No wonder Lieberman has been doing so poorly thus far. I caught him on Larry King last night, and he was emphasizing how moderate he is, how he is indeed a conservative Democrat, how he loves working with moderate Republicans like John McCain, etc., etc. Joe: this is the stuff for general election campaigns, not for primaries when you are going after partisan, ideological voters! I briefly worked for the Kemp 1988 presidential campaign as a volunteer, and was baffled by Kemp’s insistence on emphasizing issues of concern largely to black and Latino voters–issues that may indeed be important, but left his (overwhelmingly white) Republican audiences looking puzzled (as did Kemp’s assertion that he is a “liberal democrat”–“small ‘l’, small ‘d’).
The oddest thing about Lieberman’s appearance on King is that his record, except for defense, isn’t all that conservative.

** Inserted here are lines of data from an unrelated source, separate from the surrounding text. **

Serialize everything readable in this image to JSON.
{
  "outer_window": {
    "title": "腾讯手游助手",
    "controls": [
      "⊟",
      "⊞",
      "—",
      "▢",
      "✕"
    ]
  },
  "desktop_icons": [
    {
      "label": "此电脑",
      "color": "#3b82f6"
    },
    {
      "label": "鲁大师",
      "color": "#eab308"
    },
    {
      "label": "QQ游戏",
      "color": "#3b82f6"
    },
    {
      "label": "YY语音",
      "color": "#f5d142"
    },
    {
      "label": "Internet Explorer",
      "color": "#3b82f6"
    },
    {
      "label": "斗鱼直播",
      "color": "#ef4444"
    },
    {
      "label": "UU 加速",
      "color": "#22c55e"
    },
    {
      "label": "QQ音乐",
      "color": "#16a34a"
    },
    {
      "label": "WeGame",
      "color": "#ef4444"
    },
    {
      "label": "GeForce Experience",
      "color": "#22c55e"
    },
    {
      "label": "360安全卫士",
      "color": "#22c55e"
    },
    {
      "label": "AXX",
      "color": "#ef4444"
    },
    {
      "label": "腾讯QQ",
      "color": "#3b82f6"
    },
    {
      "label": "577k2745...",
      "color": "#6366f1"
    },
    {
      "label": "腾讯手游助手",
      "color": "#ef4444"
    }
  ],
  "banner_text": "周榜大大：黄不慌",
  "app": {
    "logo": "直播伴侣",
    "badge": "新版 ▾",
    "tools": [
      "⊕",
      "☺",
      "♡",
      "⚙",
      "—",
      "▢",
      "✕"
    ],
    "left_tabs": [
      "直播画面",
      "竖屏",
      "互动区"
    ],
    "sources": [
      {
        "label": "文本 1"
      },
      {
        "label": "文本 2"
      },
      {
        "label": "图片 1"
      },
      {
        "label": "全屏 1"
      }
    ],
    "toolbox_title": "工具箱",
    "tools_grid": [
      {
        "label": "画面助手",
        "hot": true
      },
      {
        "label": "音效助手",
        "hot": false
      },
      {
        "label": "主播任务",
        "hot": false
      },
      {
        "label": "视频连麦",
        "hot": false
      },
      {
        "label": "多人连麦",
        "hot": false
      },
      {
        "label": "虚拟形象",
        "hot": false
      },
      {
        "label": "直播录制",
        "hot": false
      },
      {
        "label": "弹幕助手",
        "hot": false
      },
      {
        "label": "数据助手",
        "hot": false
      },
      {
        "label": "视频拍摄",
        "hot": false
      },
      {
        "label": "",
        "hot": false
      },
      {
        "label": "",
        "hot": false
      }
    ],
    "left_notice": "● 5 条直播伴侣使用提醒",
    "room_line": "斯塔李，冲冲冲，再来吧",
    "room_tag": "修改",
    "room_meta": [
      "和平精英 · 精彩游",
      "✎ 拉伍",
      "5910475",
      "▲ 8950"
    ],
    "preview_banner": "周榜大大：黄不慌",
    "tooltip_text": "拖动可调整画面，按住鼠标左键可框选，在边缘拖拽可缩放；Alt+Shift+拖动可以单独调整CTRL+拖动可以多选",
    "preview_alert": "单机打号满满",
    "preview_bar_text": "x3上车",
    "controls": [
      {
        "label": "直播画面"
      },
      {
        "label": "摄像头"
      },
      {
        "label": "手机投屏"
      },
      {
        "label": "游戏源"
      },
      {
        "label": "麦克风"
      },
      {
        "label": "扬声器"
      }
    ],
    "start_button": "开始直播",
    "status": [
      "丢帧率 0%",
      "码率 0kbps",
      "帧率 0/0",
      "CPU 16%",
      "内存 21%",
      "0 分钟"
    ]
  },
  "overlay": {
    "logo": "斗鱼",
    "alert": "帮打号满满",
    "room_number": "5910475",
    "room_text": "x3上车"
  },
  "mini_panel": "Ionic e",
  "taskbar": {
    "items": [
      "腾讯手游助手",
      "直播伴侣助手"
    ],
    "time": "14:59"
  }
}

In 1999, Lieberman was given a 95 percent rating from the liberal Americans for Democratic Actoin, while the American Conservative Union gave him a zero for that year. His lifetime record is more conservative, but still moderately liberal.

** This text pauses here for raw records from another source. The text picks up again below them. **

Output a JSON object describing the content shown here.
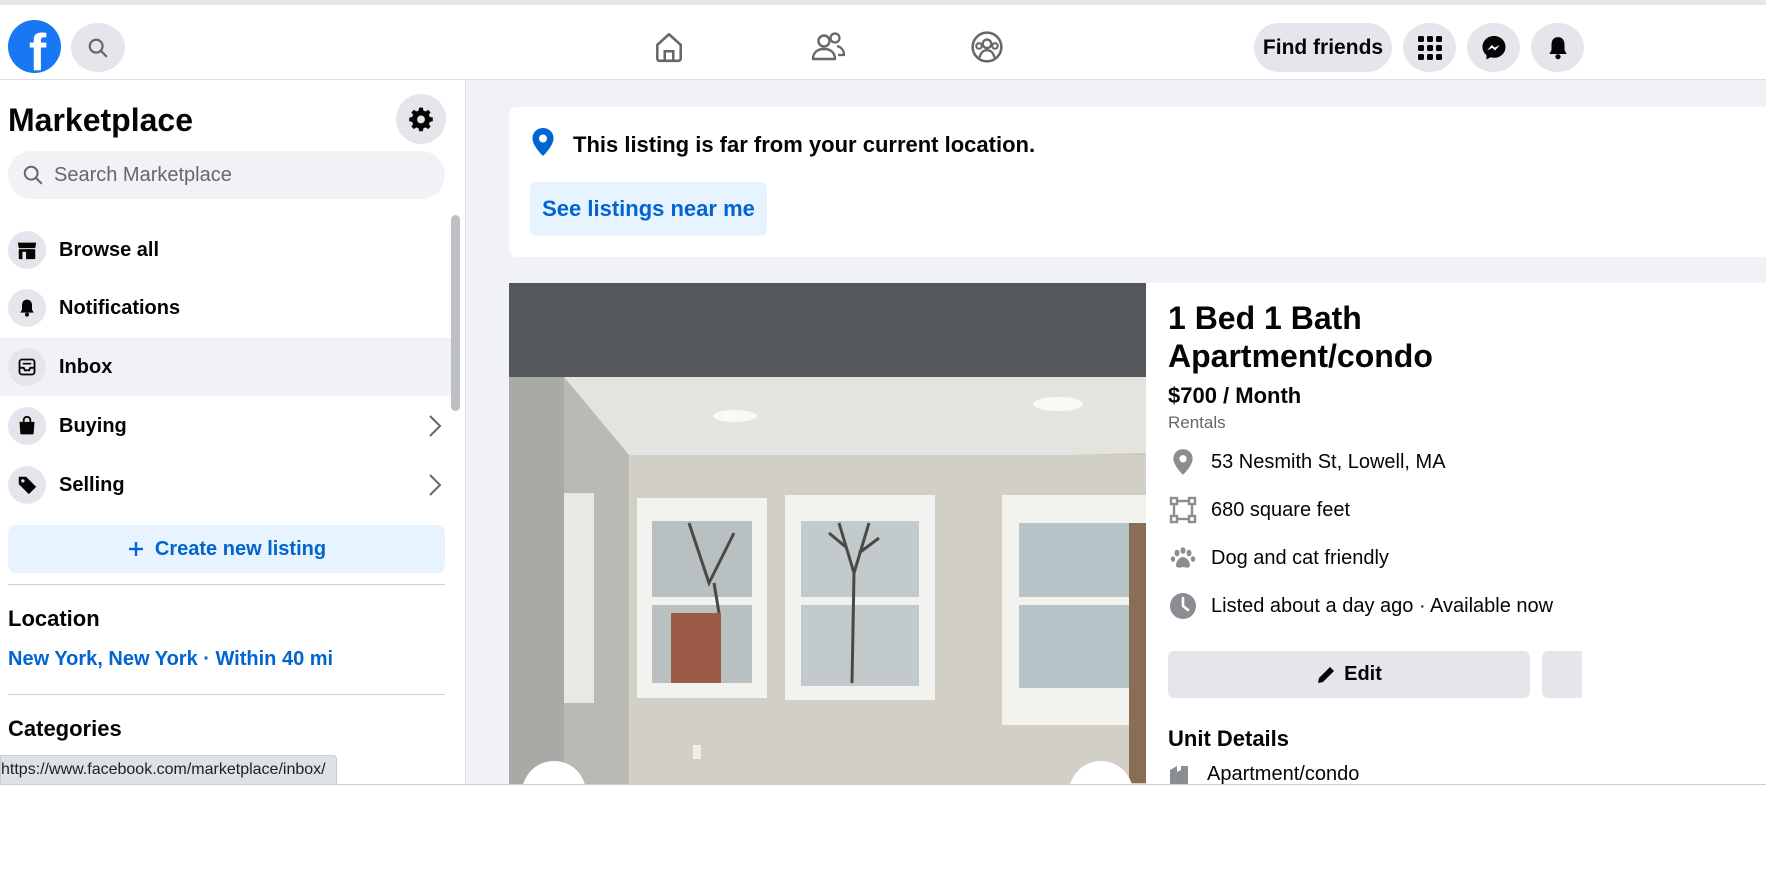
{
  "header": {
    "logo_letter": "f",
    "find_friends_label": "Find friends"
  },
  "sidebar": {
    "title": "Marketplace",
    "search_placeholder": "Search Marketplace",
    "items": [
      {
        "label": "Browse all",
        "icon": "storefront-icon"
      },
      {
        "label": "Notifications",
        "icon": "bell-icon"
      },
      {
        "label": "Inbox",
        "icon": "inbox-icon",
        "active": true
      },
      {
        "label": "Buying",
        "icon": "shopping-bag-icon",
        "chevron": true
      },
      {
        "label": "Selling",
        "icon": "price-tag-icon",
        "chevron": true
      }
    ],
    "create_label": "Create new listing",
    "location_heading": "Location",
    "location_value": "New York, New York · Within 40 mi",
    "categories_heading": "Categories"
  },
  "status_bar": {
    "url": "https://www.facebook.com/marketplace/inbox/"
  },
  "notice": {
    "text": "This listing is far from your current location.",
    "button_label": "See listings near me"
  },
  "listing": {
    "title": "1 Bed 1 Bath Apartment/condo",
    "price": "$700 / Month",
    "category": "Rentals",
    "address": "53 Nesmith St, Lowell, MA",
    "size": "680 square feet",
    "pets": "Dog and cat friendly",
    "listed": "Listed about a day ago · Available now",
    "edit_label": "Edit",
    "unit_details_heading": "Unit Details",
    "unit_type": "Apartment/condo"
  },
  "colors": {
    "brand": "#1877f2",
    "link": "#0064d1",
    "light_blue": "#e7f3ff",
    "gray_button": "#e4e6eb"
  }
}
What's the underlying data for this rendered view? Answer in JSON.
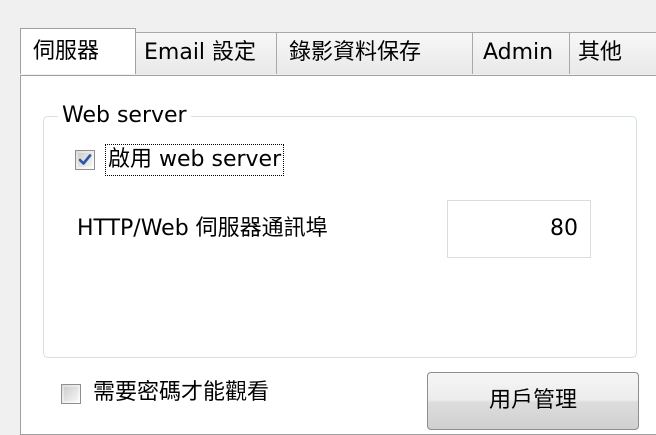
{
  "tabs": [
    {
      "label": "伺服器",
      "active": true
    },
    {
      "label": "Email 設定",
      "active": false
    },
    {
      "label": "錄影資料保存",
      "active": false
    },
    {
      "label": "Admin",
      "active": false
    },
    {
      "label": "其他",
      "active": false
    }
  ],
  "web_server": {
    "group_title": "Web server",
    "enable_label": "啟用 web server",
    "enable_checked": true,
    "port_label": "HTTP/Web 伺服器通訊埠",
    "port_value": "80"
  },
  "require_password": {
    "label": "需要密碼才能觀看",
    "checked": false
  },
  "user_management_button": "用戶管理",
  "colors": {
    "panel_bg": "#ffffff",
    "window_bg": "#f0f0f0",
    "check_mark": "#2b55a6",
    "groupbox_border": "#d5dfe5"
  },
  "icons": {
    "checkbox_checked": "check-icon"
  }
}
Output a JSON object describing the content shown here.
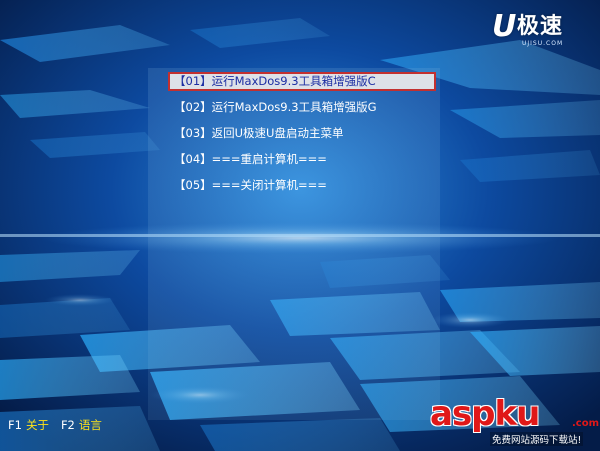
{
  "logo": {
    "letter": "U",
    "name": "极速",
    "url": "UJISU.COM"
  },
  "menu": {
    "items": [
      {
        "label": "【01】运行MaxDos9.3工具箱增强版C",
        "selected": true
      },
      {
        "label": "【02】运行MaxDos9.3工具箱增强版G",
        "selected": false
      },
      {
        "label": "【03】返回U极速U盘启动主菜单",
        "selected": false
      },
      {
        "label": "【04】===重启计算机===",
        "selected": false
      },
      {
        "label": "【05】===关闭计算机===",
        "selected": false
      }
    ]
  },
  "footer": {
    "f1_key": "F1",
    "f1_label": "关于",
    "f2_key": "F2",
    "f2_label": "语言"
  },
  "watermark": {
    "text": "aspku",
    "com": ".com",
    "subtitle": "免费网站源码下载站!"
  },
  "colors": {
    "selected_bg": "#dde1e8",
    "selected_border": "#c23030",
    "selected_text": "#1c2ea3",
    "menu_text": "#ffffff",
    "footer_key": "#ffffff",
    "footer_label": "#ffe21a",
    "background": "#062b66"
  }
}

Still, though it’s a little late for Lieberman, if he really wants to go after the moderate to conservative vote in the South and West, he can start by doing what he should have done to begin with: making a big issue of the fact that the Democratic Party should not be treating racist demagogue Al Sharpton as a serious candidate worthy of respect, any more than David Duke should have received the respect of the Republican Party when he had his fifteen minutes. Not good for black-Jewish relations, perhaps, but it has the merit of actually being the right thing to do, and what not only Lieberman but the other Dems should have done to begin with. The only problem is, having handled Sharpton with kid gloves until now, any contrary actions by Lieberman would smack of desperation. Then again, his campaign is in fact desperate, and the attention Sharpton will get because of South Carolina would provide Lieberman’s excuse.